The Salisbury Symphony is one of at least 163 orchestras in 45 states that is participating in food drives in March, a month before the movie’s release on April 24.
“The Soloist” is based on the true story about a schizophrenic Juilliard-trained cellist (portrayed by Jamie Foxx) who becomes homeless and is helped by a Los Angeles Times columnist (Robert Downey, Jr.).
“The story of ‘The Soloist’ reminds us that classical music has the power to sustain spirits and change lives, even under the most difficult circumstances,” said Jesse Rosen, president and CEO of the League, a national service organization for orchestras, of which Salisbury Symphony Orchestra is a member.
The food will be distributed by Second Harvest (now called Feeding America) which provides food to more than 25 million Americans a year.
Local citizens may drop non-perishable food items at Keppel Auditorium at Catawba College when they attend the Symphony’s concert on Saturday, March 21 at 7:30 p.m.
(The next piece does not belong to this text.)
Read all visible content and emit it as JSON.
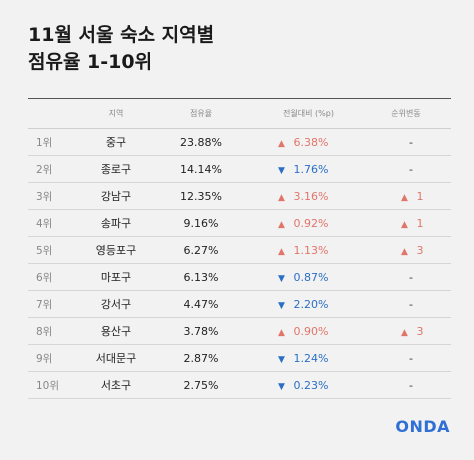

For more information, call 704-637-4314.
Flamenco workshop
Introduction to Flamenco for Belly Dancers will be offered by Kalima Tribal at the Looking Glass Artist Collective on Thursday, March26.
The two hour workshop will begin with information about the history of flamenco and it’s influence in belly dance, particularly tribal style belly dance. This will be followed by an introduction to the music of flamenco, its structure and rhythms.
In the second hour, participants will get up and move, learning basic flamenco arm gestures, postures, attitude and “palmas.” The two-hour class will cost $10 per person.
Space is limited. Pre-register by email to KalimaTribal@carolina.rr.com.
Don Moore show
STATESVILLE ó Iredell Museums will present the work of Don Moore of Salisbury at the Court Street Gallery, 134 Court Street, in downtown Statesville March 13 – May 8.
The opening reception and the kick-off party for the Downtown Statesville Art Crawl will be held on Friday, March 13, from 5-7 p.m..
The reception is free.
The Gallery is open to the public Tuesday through Saturday from 10 a.m. to 5 p.m.
Admission is free.
Moore’s new series, “Great Artists of the Western World,” was created specifically for this exhibit.
A retired post-secondary art instructor, Moore not only pays homage to the many of the “heroes” of art history emphasized in college art history survey classes, but also bridges the gap between past movements in art history by providing the viewer with “hints” as to why the master works are memorable and relevant today.
Born in Birmingham, Ala., Moore holds an MFA from the University of Alabama. He completed additional studies in art history at the University of Georgia and in painting and drawing at the Arts Student’s League, New York City.